Sikh council plea to halt mixed-faith wedding protests
A Sikh group has asked for protests at mixed-faith weddings to stop for six months while new guidelines are tried.
Several weddings between Sikhs and non-Sikhs have been disrupted in recent weeks by protesters who say the ceremony should be for Sikhs only.
The Sikh Council (UK) argues that the Sikh wedding ceremony, or Anand Karaj, should be reserved only for Sikhs.
But many in the Sikh community disagree with this ruling, saying Sikhism teaches equality and acceptance.
The Sikh Council hosted a meeting of Sikh representatives from across the UK on Sunday to discuss solutions to the tensions.
This included drawing up a voluntary "code of conduct" designed to address any uncertainties around mixed marriages in the Sikh community.
Marrying people of other faiths is acceptable, they said, but marrying them in a Sikh temple is not.
A BBC Asian Network investigation had previously found that Sikh weddings were regularly disrupted by protesters opposed to mixed-faith marriages in Sikh temples, called Gurdwaras.
The meeting called for the protests to stop for six months to "allow education processes, programmes and resources" to be developed and implemented by Gurdwaras.

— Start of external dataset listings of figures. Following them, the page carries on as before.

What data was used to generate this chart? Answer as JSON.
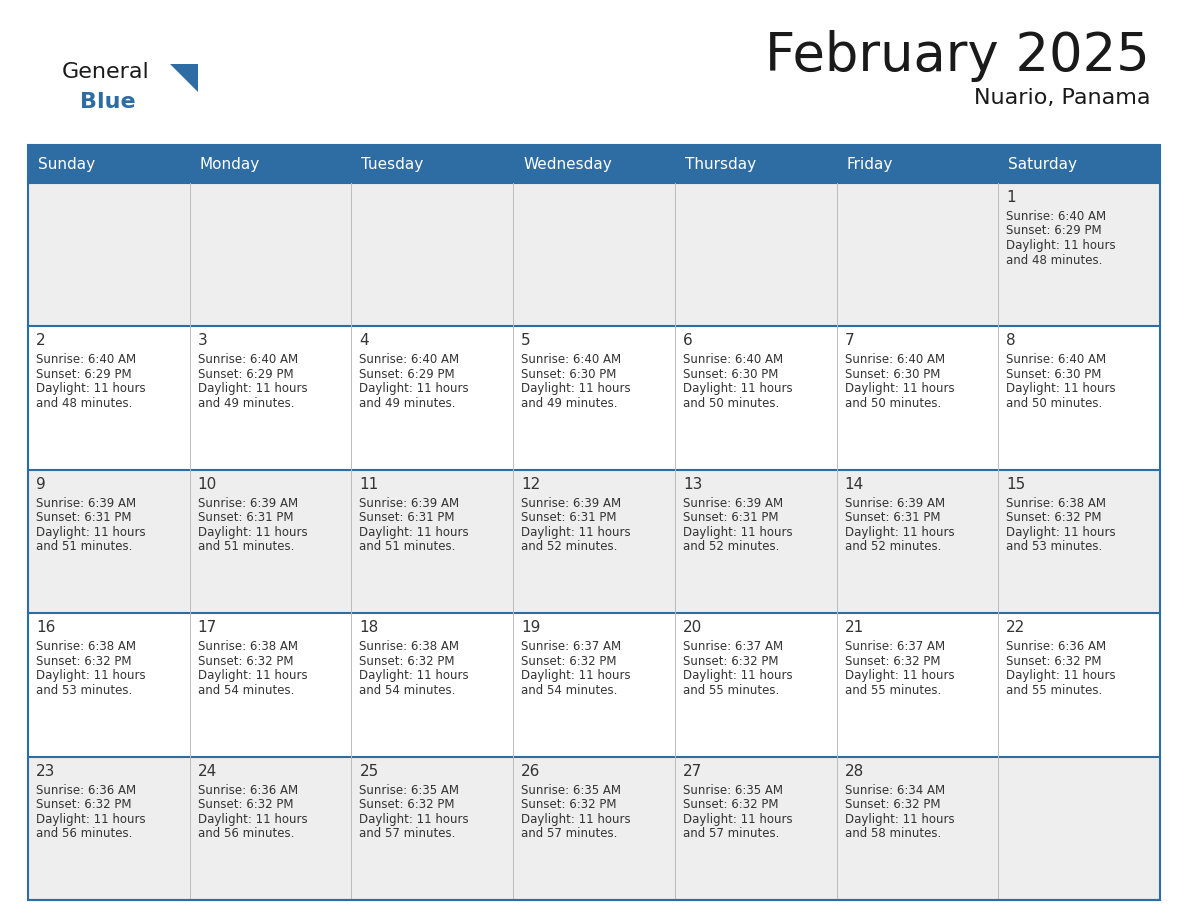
{
  "title": "February 2025",
  "subtitle": "Nuario, Panama",
  "header_bg": "#2E6DA4",
  "header_text_color": "#FFFFFF",
  "cell_bg_light": "#EEEEEE",
  "cell_bg_white": "#FFFFFF",
  "border_color": "#2E6DA4",
  "text_color": "#333333",
  "day_num_color": "#333333",
  "days_of_week": [
    "Sunday",
    "Monday",
    "Tuesday",
    "Wednesday",
    "Thursday",
    "Friday",
    "Saturday"
  ],
  "calendar": [
    [
      null,
      null,
      null,
      null,
      null,
      null,
      1
    ],
    [
      2,
      3,
      4,
      5,
      6,
      7,
      8
    ],
    [
      9,
      10,
      11,
      12,
      13,
      14,
      15
    ],
    [
      16,
      17,
      18,
      19,
      20,
      21,
      22
    ],
    [
      23,
      24,
      25,
      26,
      27,
      28,
      null
    ]
  ],
  "cell_data": {
    "1": {
      "sunrise": "6:40 AM",
      "sunset": "6:29 PM",
      "daylight_hours": 11,
      "daylight_minutes": 48
    },
    "2": {
      "sunrise": "6:40 AM",
      "sunset": "6:29 PM",
      "daylight_hours": 11,
      "daylight_minutes": 48
    },
    "3": {
      "sunrise": "6:40 AM",
      "sunset": "6:29 PM",
      "daylight_hours": 11,
      "daylight_minutes": 49
    },
    "4": {
      "sunrise": "6:40 AM",
      "sunset": "6:29 PM",
      "daylight_hours": 11,
      "daylight_minutes": 49
    },
    "5": {
      "sunrise": "6:40 AM",
      "sunset": "6:30 PM",
      "daylight_hours": 11,
      "daylight_minutes": 49
    },
    "6": {
      "sunrise": "6:40 AM",
      "sunset": "6:30 PM",
      "daylight_hours": 11,
      "daylight_minutes": 50
    },
    "7": {
      "sunrise": "6:40 AM",
      "sunset": "6:30 PM",
      "daylight_hours": 11,
      "daylight_minutes": 50
    },
    "8": {
      "sunrise": "6:40 AM",
      "sunset": "6:30 PM",
      "daylight_hours": 11,
      "daylight_minutes": 50
    },
    "9": {
      "sunrise": "6:39 AM",
      "sunset": "6:31 PM",
      "daylight_hours": 11,
      "daylight_minutes": 51
    },
    "10": {
      "sunrise": "6:39 AM",
      "sunset": "6:31 PM",
      "daylight_hours": 11,
      "daylight_minutes": 51
    },
    "11": {
      "sunrise": "6:39 AM",
      "sunset": "6:31 PM",
      "daylight_hours": 11,
      "daylight_minutes": 51
    },
    "12": {
      "sunrise": "6:39 AM",
      "sunset": "6:31 PM",
      "daylight_hours": 11,
      "daylight_minutes": 52
    },
    "13": {
      "sunrise": "6:39 AM",
      "sunset": "6:31 PM",
      "daylight_hours": 11,
      "daylight_minutes": 52
    },
    "14": {
      "sunrise": "6:39 AM",
      "sunset": "6:31 PM",
      "daylight_hours": 11,
      "daylight_minutes": 52
    },
    "15": {
      "sunrise": "6:38 AM",
      "sunset": "6:32 PM",
      "daylight_hours": 11,
      "daylight_minutes": 53
    },
    "16": {
      "sunrise": "6:38 AM",
      "sunset": "6:32 PM",
      "daylight_hours": 11,
      "daylight_minutes": 53
    },
    "17": {
      "sunrise": "6:38 AM",
      "sunset": "6:32 PM",
      "daylight_hours": 11,
      "daylight_minutes": 54
    },
    "18": {
      "sunrise": "6:38 AM",
      "sunset": "6:32 PM",
      "daylight_hours": 11,
      "daylight_minutes": 54
    },
    "19": {
      "sunrise": "6:37 AM",
      "sunset": "6:32 PM",
      "daylight_hours": 11,
      "daylight_minutes": 54
    },
    "20": {
      "sunrise": "6:37 AM",
      "sunset": "6:32 PM",
      "daylight_hours": 11,
      "daylight_minutes": 55
    },
    "21": {
      "sunrise": "6:37 AM",
      "sunset": "6:32 PM",
      "daylight_hours": 11,
      "daylight_minutes": 55
    },
    "22": {
      "sunrise": "6:36 AM",
      "sunset": "6:32 PM",
      "daylight_hours": 11,
      "daylight_minutes": 55
    },
    "23": {
      "sunrise": "6:36 AM",
      "sunset": "6:32 PM",
      "daylight_hours": 11,
      "daylight_minutes": 56
    },
    "24": {
      "sunrise": "6:36 AM",
      "sunset": "6:32 PM",
      "daylight_hours": 11,
      "daylight_minutes": 56
    },
    "25": {
      "sunrise": "6:35 AM",
      "sunset": "6:32 PM",
      "daylight_hours": 11,
      "daylight_minutes": 57
    },
    "26": {
      "sunrise": "6:35 AM",
      "sunset": "6:32 PM",
      "daylight_hours": 11,
      "daylight_minutes": 57
    },
    "27": {
      "sunrise": "6:35 AM",
      "sunset": "6:32 PM",
      "daylight_hours": 11,
      "daylight_minutes": 57
    },
    "28": {
      "sunrise": "6:34 AM",
      "sunset": "6:32 PM",
      "daylight_hours": 11,
      "daylight_minutes": 58
    }
  }
}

Navraj Singh, who attended the meeting, says the protesters do not want to break anyone's hearts, but Sikh scriptures say there is a code of conduct laid down by the Gurus, which needs to be upheld.

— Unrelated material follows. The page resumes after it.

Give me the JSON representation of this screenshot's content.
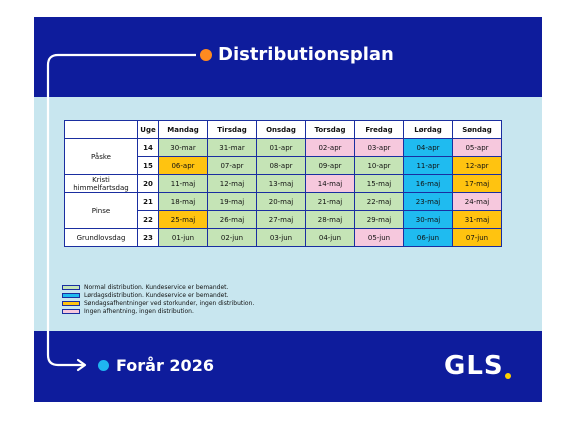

The Sikh Council says only Sikhs can take part in the Sikh wedding ceremony.
Non-Sikhs can only be involved if they accept the Sikh faith and change their name to include Singh or Kaur.
"If somebody really passionately wants to have an Anand Karaj they have to accept that the long-established code of conduct for Sikhs clearly states only a Sikh can be wedded by the Anand Karaj", said Gurinder Singh Josan, from the Sikh Council.
People of other faiths are welcome in Sikh temples and can attend blessings for their wedding there, Shamsher Singh of the National Sikh Youth Federation told BBC Radio 4's Today Programme.
Sikh scholar Davinder Panesar says, "If the Gurus don't accept division in faith, caste or gender, why is it being enforced on the Sikh community? It doesn't make sense and contradicts Sikh teachings."
The proposals put forward by the Sikh Council are voluntary. It is up to the Gurdwaras if they implement them.
But Navraj Singh is not sure everyone will follow the guidelines.
"I can envisage there are going to be some Gurdwaras who say we're going to do what we want. I can still envisage some protests happening at these places of worship, people who chose not to follow the Sikh Council," he said.